For more than two decades, right-wing parties have been campaigning to make it more difficult to obtain Danish citizenship. But now a new study suggests that tightening the criteria may have a negative effect on integration.
Extensive research conducted by the BUILD Institute at Aalborg University shows that immigrants from non-western countries who received Danish citizenship in the 1990s tend to perform far better than those who did not.
The study assessed the progress of 65,000 immigrants (and their descendants) from countries in Asia, Africa, the Middle East and Eastern Europe, who lived in Denmark in 1995.
For the purpose of the study, they were divided into two groups: those who became nationals between 1995 and 1999 and those who remained non-nationals by 2020.
Higher levels of education, employment, income and way of life
At the end of the survey in 2020, it turned out that 58 percent of the immigrants who received Danish citizenship in the late 1990s had a job, against 40 percent of those who did not.
Immigrants with Danish passports were more likely to take a further education: 50 per cent compared with 29 per cent of those without citizenship.

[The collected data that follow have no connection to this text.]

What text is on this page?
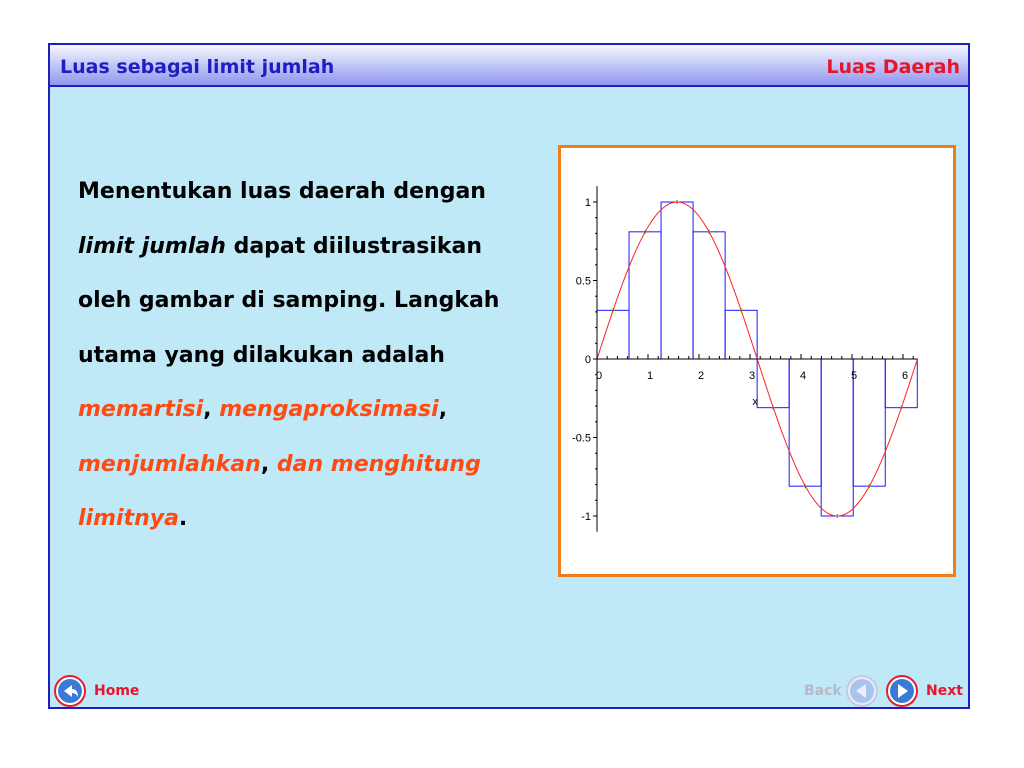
Luas sebagai limit jumlah	Luas Daerah
Menentukan luas daerah dengan
limit jumlah dapat diilustrasikan
oleh gambar di samping. Langkah
utama yang dilakukan adalah
memartisi, mengaproksimasi,
menjumlahkan, dan menghitung
limitnya.
1
0.5
0
-0.5
-1
0	1	2	3	4	5	6
x
Home	Back	Next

Furthermore, those with a passport were more likely to own their homes and have a higher income, while those without were more likely to live in areas with a high ethnic minority population.
The highest achievers tend to be immigrants from Muslim countries in the Middle East and North Africa, while women are more likely to achieve results than men.
Informative statement in the Folketing
In the late 1990s, it became much easier to become a Danish citizen, and the study has therefore been able to assess how important it has been for the immigrant’s life to become a citizen.
It helps to inform Parliament. Members of Parliament ask whether becoming a citizen makes you feel more open to integration, or were you already so set before you applied?
However, it can be argued that it was mostly resourceful and integrated people who received Danish citizenship in the 1990s.
They had determined, on average, higher levels of education, employment, and income when they applied.
SStudy Leader: It makes a difference
“I’ve been looking at whether it makes a difference that people have been granted citizenship. And it does, ”states study leader, Professor Hans Skifter Andersen.
“Those who obtained citizenship had more often come to work and had a higher income.”
Andersen warned that the study was careful not to inflate the numbers by including immigrants who already had a job before the study began in 1995.
MPs: But what about immigrants’ greater tendency towards crime and hatred
“The study is immediately positive because it shows that those who obtain citizenship are better integrated than those who do not have citizenship,” says Lars Aslan Rasmussen, relevant rapporteur for the ruling Social Democratic Party. Most of its left-wing allies agreed.
However, Ramussen does not think it should be much easier to become a Danish citizen: “Regardless of what the research shows about what people earn and whether they take an education, we can still see that there is great inconsistency in relation to their attitudes to gender. . and homosexuality. It is a problem in a society like Denmark. ”
Marcus Knuth, his Conservative counterpart, acknowledged the potential of making it easier to promote integration, but was concerned about the impact on crime.
“We can see that we have some nationalities, such as Somalis, Iraqis and Afghans, who commit crimes after gaining citizenship. The positive effect for me is completely overshadowed by this – especially the violent crime statistics, “he said.